Von Stephanie Kuntermann

Schriesheim. Auf dem Schwarz-Weiß-Foto sieht man drei Körper, deren Köpfe irgendwie deformiert wirken. Das Motiv ist auf den Einladungskarten abgebildet, die der Kulturkreis dieser Tage für die neue Sonderausstellung "Déjà-vu" mit Fritz Stier verschickt. "Sirenen" nennt der Videokünstler die Arbeit, aus der das Foto stammt. Fünf junge Frauen sind insgesamt zu sehen: Ihre Füße stecken in einer Art Manschette, während sie kopfüber in ein Aquarium gesenkt werden. Dort verweilen sie einen Moment im Wasser, während ihnen das Wasser in die Nasenlöcher läuft - was sie dabei empfinden, kann man sich vielleicht vorstellen, doch ihre optisch verzerrten Gesichter bleiben ausdruckslos, erinnern eher an Puppenköpfe. "Ein meditatives Sich-Nähern an eine äußere und innere Form der Existenz" nennt Martin Stather vom Mannheimer Kunstverein die Arbeiten und ihre "verstörende, poetische Qualität".

Sein "Handwerk" lernte der 1951 geborene Künstler während des Studiums in Mannheim und Berlin; bis 1980 arbeitete Stier als Kunst- und Gestaltungstherapeut, später ging auf ihn der Kunstraum "art now" in Mannheim zurück, wurde er Mitherausgeber des Videoart-Magazins "Schauinsland" und initiierte den "Videocongress". Das Mitglied der Künstlergruppe "Tafelrunde" setzte ab 1989 die verschiedensten Einzel- und Gruppenausstellungen um und organisierte in der Metropolregion auch Veranstaltungen wie "Unter Tage" in Mannheim, die "Internationalen Videotage" in Heidelberg und Mannheim sowie das Mannheimer Kunstflug-Festival, das sich als Plattform für die Szene der Metropolregion versteht; seit zehn Jahren ist er zudem künstlerischer Leiter des Kunsthauses Viernheim. Eigene Ausstellungen waren in Amsterdam, Prag, Worms, Landau oder Köln zu sehen; 2017 ist er im Filmmuseum Frankfurt oder dem Konsumverein Braunschweig. Doch zuvor kann man Stiers Installationen, die auf große Metallplatten projiziert werden, im Museum Théo Kerg bewundern.
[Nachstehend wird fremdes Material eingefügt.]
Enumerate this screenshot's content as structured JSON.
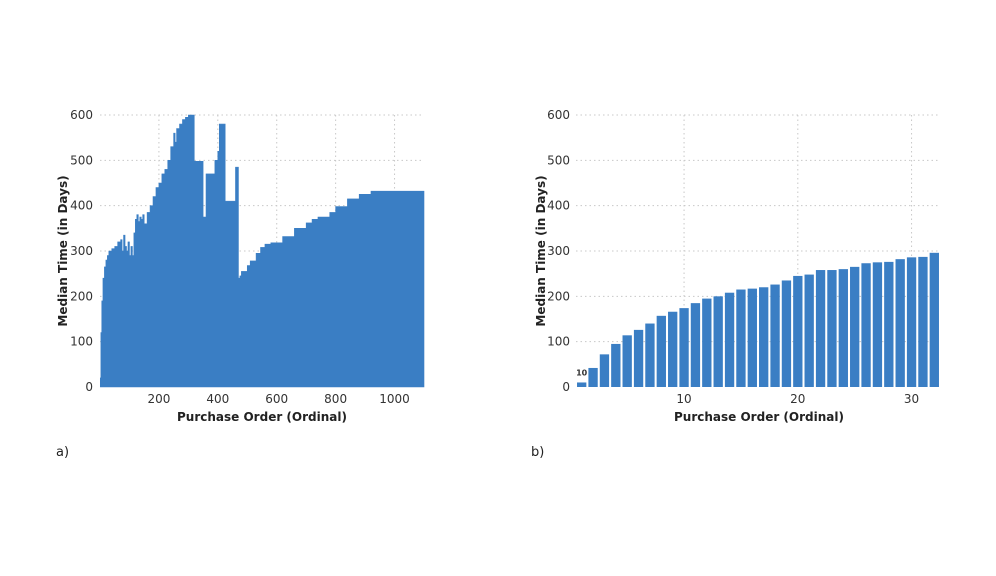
{
  "panels": [
    {
      "label": "a)"
    },
    {
      "label": "b)"
    }
  ],
  "colors": {
    "bar": "#3a7ec4",
    "grid": "#c8c8c8"
  },
  "chart_data": [
    {
      "type": "area",
      "xlabel": "Purchase Order (Ordinal)",
      "ylabel": "Median Time (in Days)",
      "xlim": [
        0,
        1100
      ],
      "ylim": [
        0,
        600
      ],
      "xticks": [
        200,
        400,
        600,
        800,
        1000
      ],
      "yticks": [
        0,
        100,
        200,
        300,
        400,
        500,
        600
      ],
      "grid": true,
      "series": [
        {
          "x": [
            1,
            3,
            6,
            10,
            15,
            20,
            25,
            30,
            40,
            50,
            60,
            70,
            75,
            80,
            85,
            90,
            95,
            100,
            105,
            110,
            115,
            120,
            125,
            130,
            135,
            140,
            145,
            150,
            160,
            170,
            180,
            190,
            200,
            210,
            220,
            230,
            240,
            250,
            255,
            260,
            270,
            280,
            290,
            300,
            310,
            320,
            330,
            340,
            350,
            360,
            370,
            372,
            380,
            390,
            400,
            405,
            410,
            420,
            425,
            440,
            460,
            470,
            475,
            480,
            490,
            500,
            505,
            510,
            520,
            530,
            540,
            545,
            550,
            560,
            580,
            600,
            620,
            640,
            660,
            680,
            700,
            720,
            740,
            760,
            780,
            800,
            820,
            840,
            860,
            880,
            900,
            920,
            940,
            960,
            980,
            1000,
            1020,
            1040,
            1060,
            1080,
            1100
          ],
          "y": [
            20,
            120,
            190,
            240,
            265,
            280,
            290,
            300,
            305,
            310,
            320,
            325,
            300,
            335,
            310,
            300,
            320,
            290,
            310,
            290,
            340,
            370,
            380,
            365,
            375,
            370,
            380,
            360,
            385,
            400,
            420,
            440,
            450,
            470,
            480,
            500,
            530,
            560,
            540,
            570,
            580,
            590,
            595,
            600,
            600,
            498,
            498,
            498,
            375,
            470,
            470,
            470,
            470,
            500,
            520,
            580,
            580,
            580,
            410,
            410,
            485,
            240,
            245,
            255,
            255,
            268,
            268,
            278,
            278,
            295,
            295,
            308,
            308,
            315,
            318,
            318,
            332,
            332,
            350,
            350,
            362,
            370,
            375,
            375,
            385,
            398,
            398,
            415,
            415,
            425,
            425,
            432,
            432,
            432,
            432,
            432,
            432,
            432,
            432,
            432,
            432
          ]
        }
      ]
    },
    {
      "type": "bar",
      "xlabel": "Purchase Order (Ordinal)",
      "ylabel": "Median Time (in Days)",
      "xlim": [
        0.5,
        32.5
      ],
      "ylim": [
        0,
        600
      ],
      "xticks": [
        10,
        20,
        30
      ],
      "yticks": [
        0,
        100,
        200,
        300,
        400,
        500,
        600
      ],
      "grid": true,
      "categories": [
        1,
        2,
        3,
        4,
        5,
        6,
        7,
        8,
        9,
        10,
        11,
        12,
        13,
        14,
        15,
        16,
        17,
        18,
        19,
        20,
        21,
        22,
        23,
        24,
        25,
        26,
        27,
        28,
        29,
        30,
        31,
        32
      ],
      "values": [
        10,
        42,
        72,
        95,
        114,
        126,
        140,
        157,
        166,
        174,
        185,
        195,
        200,
        208,
        215,
        217,
        220,
        226,
        235,
        245,
        248,
        258,
        258,
        260,
        265,
        273,
        275,
        276,
        282,
        286,
        287,
        296
      ],
      "annotations": [
        {
          "index": 0,
          "text": "10"
        }
      ]
    }
  ]
}
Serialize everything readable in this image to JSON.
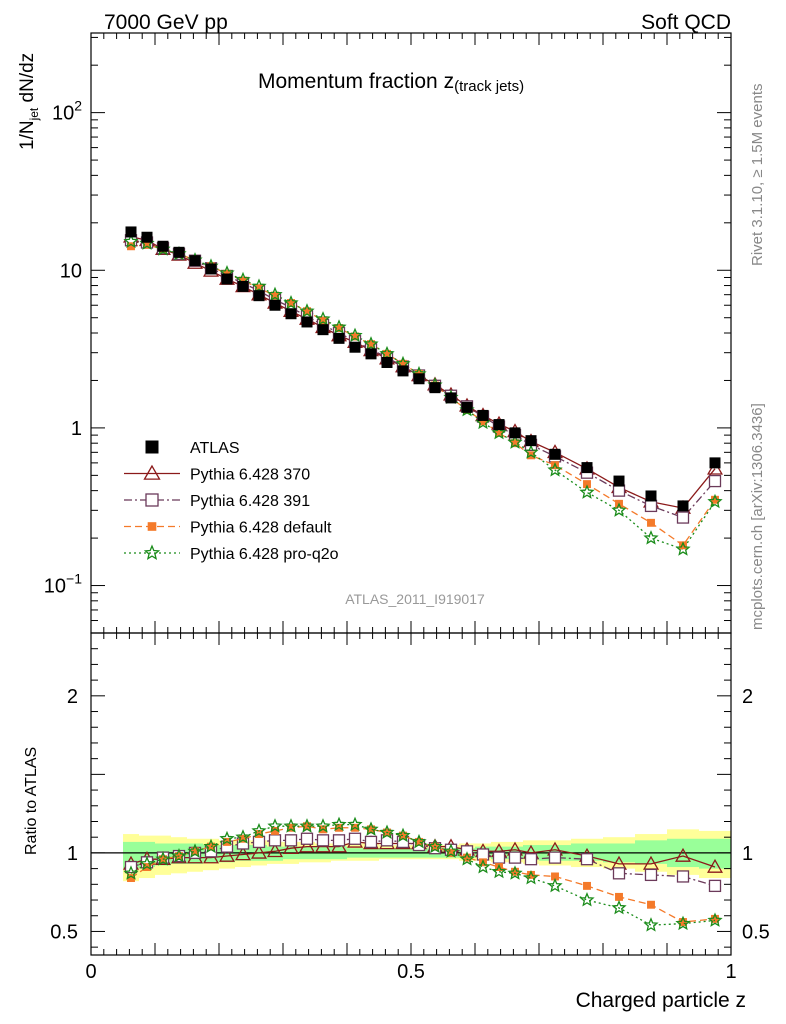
{
  "header": {
    "left": "7000 GeV pp",
    "right": "Soft QCD"
  },
  "side_labels": {
    "rivet": "Rivet 3.1.10, ≥ 1.5M events",
    "mcplots": "mcplots.cern.ch [arXiv:1306.3436]"
  },
  "chart_data": [
    {
      "type": "line",
      "title_main": "Momentum fraction z",
      "title_sub": "(track jets)",
      "xlabel": "Charged particle z",
      "ylabel_main": "1/N",
      "ylabel_sub": "jet",
      "ylabel_tail": " dN/dz",
      "yscale": "log",
      "xlim": [
        0,
        1
      ],
      "ylim": [
        0.05,
        320
      ],
      "x_ticks": [
        0,
        0.5,
        1
      ],
      "y_ticks": [
        {
          "value": 0.1,
          "base": "10",
          "exp": "−1"
        },
        {
          "value": 1,
          "label": "1"
        },
        {
          "value": 10,
          "label": "10"
        },
        {
          "value": 100,
          "base": "10",
          "exp": "2"
        }
      ],
      "analysis_label": "ATLAS_2011_I919017",
      "legend_position": "lower-left",
      "x": [
        0.0625,
        0.0875,
        0.1125,
        0.1375,
        0.1625,
        0.1875,
        0.2125,
        0.2375,
        0.2625,
        0.2875,
        0.3125,
        0.3375,
        0.3625,
        0.3875,
        0.4125,
        0.4375,
        0.4625,
        0.4875,
        0.5125,
        0.5375,
        0.5625,
        0.5875,
        0.6125,
        0.6375,
        0.6625,
        0.6875,
        0.725,
        0.775,
        0.825,
        0.875,
        0.925,
        0.975
      ],
      "series": [
        {
          "name": "ATLAS",
          "color": "#000000",
          "marker": "square-filled",
          "line": "none",
          "values": [
            17.5,
            16.2,
            14.2,
            13.0,
            11.5,
            10.2,
            8.8,
            7.9,
            6.9,
            6.0,
            5.3,
            4.7,
            4.2,
            3.7,
            3.25,
            2.95,
            2.6,
            2.3,
            2.05,
            1.8,
            1.55,
            1.35,
            1.2,
            1.05,
            0.93,
            0.83,
            0.68,
            0.56,
            0.46,
            0.37,
            0.32,
            0.6
          ]
        },
        {
          "name": "Pythia 6.428 370",
          "color": "#8b1a1a",
          "marker": "triangle-open",
          "line": "solid",
          "values": [
            16.3,
            15.5,
            13.6,
            12.5,
            11.1,
            9.9,
            8.8,
            7.9,
            7.0,
            6.2,
            5.5,
            4.9,
            4.35,
            3.85,
            3.5,
            3.1,
            2.75,
            2.45,
            2.15,
            1.88,
            1.62,
            1.38,
            1.2,
            1.06,
            0.95,
            0.82,
            0.7,
            0.55,
            0.42,
            0.34,
            0.31,
            0.55
          ]
        },
        {
          "name": "Pythia 6.428 391",
          "color": "#6b3a5a",
          "marker": "square-open",
          "line": "dashdot",
          "values": [
            15.5,
            15.0,
            13.8,
            12.7,
            11.5,
            10.3,
            9.2,
            8.3,
            7.4,
            6.5,
            5.8,
            5.1,
            4.5,
            4.0,
            3.55,
            3.15,
            2.8,
            2.45,
            2.15,
            1.85,
            1.6,
            1.37,
            1.18,
            1.02,
            0.9,
            0.78,
            0.66,
            0.52,
            0.4,
            0.32,
            0.27,
            0.46
          ]
        },
        {
          "name": "Pythia 6.428 default",
          "color": "#f47a2a",
          "marker": "square-filled-small",
          "line": "dashed",
          "values": [
            14.2,
            14.5,
            13.6,
            12.7,
            11.6,
            10.6,
            9.5,
            8.6,
            7.7,
            6.9,
            6.2,
            5.5,
            4.8,
            4.3,
            3.8,
            3.4,
            2.95,
            2.55,
            2.2,
            1.86,
            1.55,
            1.3,
            1.1,
            0.93,
            0.8,
            0.67,
            0.58,
            0.44,
            0.33,
            0.25,
            0.18,
            0.35
          ]
        },
        {
          "name": "Pythia 6.428 pro-q2o",
          "color": "#1a8c1a",
          "marker": "star-open",
          "line": "dotted",
          "values": [
            15.2,
            14.8,
            13.6,
            12.7,
            11.6,
            10.6,
            9.6,
            8.7,
            7.9,
            7.0,
            6.2,
            5.5,
            4.9,
            4.35,
            3.85,
            3.4,
            2.95,
            2.55,
            2.2,
            1.87,
            1.56,
            1.3,
            1.08,
            0.93,
            0.81,
            0.7,
            0.54,
            0.39,
            0.3,
            0.2,
            0.17,
            0.34
          ]
        }
      ]
    },
    {
      "type": "line",
      "ylabel": "Ratio to ATLAS",
      "xlabel": "Charged particle z",
      "xlim": [
        0,
        1
      ],
      "ylim": [
        0.35,
        2.4
      ],
      "y_ticks": [
        0.5,
        1,
        2
      ],
      "x_ticks": [
        0,
        0.5,
        1
      ],
      "band_outer_color": "#ffff99",
      "band_inner_color": "#99ff99",
      "band_edges": [
        0.05,
        0.075,
        0.1,
        0.125,
        0.15,
        0.175,
        0.2,
        0.225,
        0.25,
        0.275,
        0.3,
        0.325,
        0.35,
        0.375,
        0.4,
        0.425,
        0.45,
        0.475,
        0.5,
        0.525,
        0.55,
        0.575,
        0.6,
        0.625,
        0.65,
        0.675,
        0.7,
        0.75,
        0.8,
        0.85,
        0.9,
        0.95,
        1.0
      ],
      "band_outer": [
        [
          0.82,
          1.12
        ],
        [
          0.84,
          1.11
        ],
        [
          0.86,
          1.11
        ],
        [
          0.87,
          1.1
        ],
        [
          0.88,
          1.09
        ],
        [
          0.89,
          1.09
        ],
        [
          0.9,
          1.08
        ],
        [
          0.91,
          1.08
        ],
        [
          0.92,
          1.08
        ],
        [
          0.93,
          1.07
        ],
        [
          0.93,
          1.07
        ],
        [
          0.94,
          1.07
        ],
        [
          0.94,
          1.06
        ],
        [
          0.95,
          1.06
        ],
        [
          0.95,
          1.06
        ],
        [
          0.95,
          1.06
        ],
        [
          0.96,
          1.05
        ],
        [
          0.96,
          1.05
        ],
        [
          0.96,
          1.05
        ],
        [
          0.96,
          1.05
        ],
        [
          0.96,
          1.05
        ],
        [
          0.95,
          1.06
        ],
        [
          0.95,
          1.06
        ],
        [
          0.94,
          1.07
        ],
        [
          0.94,
          1.07
        ],
        [
          0.93,
          1.08
        ],
        [
          0.92,
          1.08
        ],
        [
          0.91,
          1.09
        ],
        [
          0.9,
          1.1
        ],
        [
          0.88,
          1.12
        ],
        [
          0.86,
          1.15
        ],
        [
          0.84,
          1.14
        ]
      ],
      "band_inner": [
        [
          0.9,
          1.07
        ],
        [
          0.91,
          1.07
        ],
        [
          0.92,
          1.06
        ],
        [
          0.93,
          1.06
        ],
        [
          0.93,
          1.06
        ],
        [
          0.94,
          1.05
        ],
        [
          0.94,
          1.05
        ],
        [
          0.95,
          1.05
        ],
        [
          0.95,
          1.05
        ],
        [
          0.95,
          1.04
        ],
        [
          0.96,
          1.04
        ],
        [
          0.96,
          1.04
        ],
        [
          0.96,
          1.04
        ],
        [
          0.96,
          1.04
        ],
        [
          0.97,
          1.03
        ],
        [
          0.97,
          1.03
        ],
        [
          0.97,
          1.03
        ],
        [
          0.97,
          1.03
        ],
        [
          0.97,
          1.03
        ],
        [
          0.97,
          1.03
        ],
        [
          0.97,
          1.03
        ],
        [
          0.97,
          1.03
        ],
        [
          0.97,
          1.04
        ],
        [
          0.96,
          1.04
        ],
        [
          0.96,
          1.04
        ],
        [
          0.96,
          1.05
        ],
        [
          0.95,
          1.05
        ],
        [
          0.95,
          1.06
        ],
        [
          0.94,
          1.06
        ],
        [
          0.93,
          1.08
        ],
        [
          0.91,
          1.09
        ],
        [
          0.9,
          1.09
        ]
      ],
      "series": [
        {
          "name": "Pythia 6.428 370",
          "color": "#8b1a1a",
          "marker": "triangle-open",
          "line": "solid",
          "values": [
            0.93,
            0.96,
            0.96,
            0.97,
            0.97,
            0.97,
            0.98,
            0.99,
            1.0,
            1.01,
            1.03,
            1.04,
            1.04,
            1.04,
            1.07,
            1.06,
            1.06,
            1.06,
            1.06,
            1.04,
            1.04,
            1.02,
            1.01,
            1.01,
            1.02,
            1.0,
            1.02,
            0.98,
            0.93,
            0.93,
            0.98,
            0.91
          ]
        },
        {
          "name": "Pythia 6.428 391",
          "color": "#6b3a5a",
          "marker": "square-open",
          "line": "dashdot",
          "values": [
            0.91,
            0.94,
            0.97,
            0.98,
            1.0,
            1.01,
            1.04,
            1.06,
            1.07,
            1.08,
            1.08,
            1.09,
            1.08,
            1.08,
            1.09,
            1.07,
            1.08,
            1.07,
            1.05,
            1.03,
            1.02,
            1.01,
            0.99,
            0.97,
            0.97,
            0.96,
            0.97,
            0.96,
            0.87,
            0.86,
            0.85,
            0.79
          ]
        },
        {
          "name": "Pythia 6.428 default",
          "color": "#f47a2a",
          "marker": "square-filled-small",
          "line": "dashed",
          "values": [
            0.84,
            0.91,
            0.96,
            0.98,
            1.01,
            1.04,
            1.07,
            1.09,
            1.12,
            1.14,
            1.16,
            1.17,
            1.15,
            1.16,
            1.16,
            1.15,
            1.13,
            1.11,
            1.07,
            1.04,
            1.0,
            0.97,
            0.94,
            0.91,
            0.88,
            0.86,
            0.85,
            0.79,
            0.72,
            0.67,
            0.56,
            0.58
          ]
        },
        {
          "name": "Pythia 6.428 pro-q2o",
          "color": "#1a8c1a",
          "marker": "star-open",
          "line": "dotted",
          "values": [
            0.87,
            0.93,
            0.96,
            0.98,
            1.01,
            1.04,
            1.09,
            1.1,
            1.14,
            1.17,
            1.17,
            1.17,
            1.17,
            1.18,
            1.18,
            1.15,
            1.13,
            1.11,
            1.07,
            1.04,
            1.01,
            0.96,
            0.91,
            0.88,
            0.87,
            0.84,
            0.79,
            0.7,
            0.65,
            0.54,
            0.55,
            0.57
          ]
        }
      ]
    }
  ]
}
"Déjà-vu", auf Französisch "schon gesehen", bezieht sich auf die tranceartigen Zustände, während derer man das Gefühl hat, eine bestimmte Situation schon einmal erlebt zu haben. Seine "Sirenen" spielen an auf die halbmenschlichen Wesen, gegen deren verführerischen, ins Verderben lockenden Gesang sich der Seefahrer Odysseus am Mast seines Schiffes festbinden ließ, während er seinen Männern die Ohren verstopfte. Die Frauengestalten Stiers wirken im Gegensatz dazu ausgeliefert und hilflos, zudem tauchen sie vollkommen geräuschlos und unendlich langsam ins Wasser.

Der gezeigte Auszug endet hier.